Dalrymple and Goehring pressed RMA to issue a manager’s bulletin modifying prevented planting policies for producers in closed lake basins, such as Devils Lake, by providing prevented planting eligibility to all farmland that was tillable at the 1999 lake elevation of 1,446 feet. They said the state is investing hundreds of millions of dollars to bring this farmland back into production.
Dalrymple and Goehring said the only assistance program now available to farmers in the region, the Wetland Reserve Program (WRP), is not sufficient for compensating farmers for loss of land.
“The WRP requires that the water be less than 6.5 feet deep and carries a 30-year easement, leaving land out of production for a lifetime,” they said. “The WRP program is not the solution for many farmers in the Devils Lake region because they intend and expect to bring their land back into production.”
Dalrymple and Goehring said help is needed not only for the affected producers but for the economy of the entire region.
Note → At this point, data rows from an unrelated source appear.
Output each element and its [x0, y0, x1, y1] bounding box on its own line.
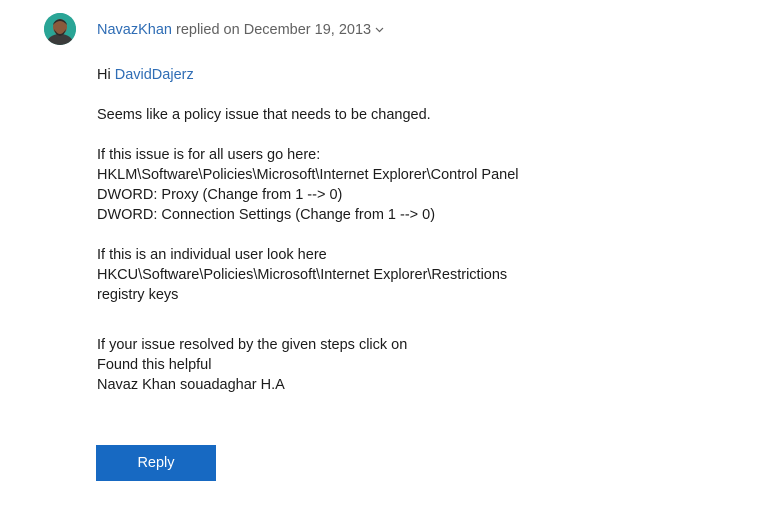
chevron-down-icon[interactable] — [375, 19, 384, 39]
reply-date: December 19, 2013 — [243, 22, 372, 38]
reply-meta: NavazKhan replied on December 19, 2013 — [97, 20, 384, 40]
body-line: If this is an individual user look here — [97, 247, 327, 263]
body-line: HKLM\Software\Policies\Microsoft\Interne… — [97, 167, 519, 183]
body-line: DWORD: Proxy (Change from 1 --> 0) — [97, 187, 343, 203]
mention-link[interactable]: DavidDajerz — [115, 67, 194, 83]
greeting-prefix: Hi — [97, 67, 115, 83]
body-line: Seems like a policy issue that needs to … — [97, 107, 431, 123]
reply-button[interactable]: Reply — [96, 445, 216, 481]
reply-post: NavazKhan replied on December 19, 2013 H… — [0, 0, 775, 512]
body-line: If your issue resolved by the given step… — [97, 337, 408, 353]
body-line: registry keys — [97, 287, 179, 303]
avatar[interactable] — [44, 13, 76, 45]
greeting: Hi DavidDajerz — [97, 65, 518, 85]
body-line: Navaz Khan souadaghar H.A — [97, 377, 285, 393]
author-link[interactable]: NavazKhan — [97, 22, 172, 38]
reply-body: Hi DavidDajerz Seems like a policy issue… — [97, 65, 518, 395]
body-line: Found this helpful — [97, 357, 212, 373]
reply-action-text: replied on — [171, 22, 244, 38]
body-line: DWORD: Connection Settings (Change from … — [97, 207, 436, 223]
body-line: HKCU\Software\Policies\Microsoft\Interne… — [97, 267, 508, 283]
body-line: If this issue is for all users go here: — [97, 147, 321, 163]
avatar-image — [44, 13, 76, 45]
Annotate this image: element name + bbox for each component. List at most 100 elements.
“The rising waters of Devils Lake have devastated the farmers in that region. Their ability to generate income from their farmland has been greatly diminished, consequently causing an overall decline in the region’s economy,” they told Murphy. “Some farmers have lost 95 percent of their farm and have virtually no farm income, while still obligated to pay real estate taxes and make mortgage payments on that inundated land. Many of these farms will not survive until the water recedes.”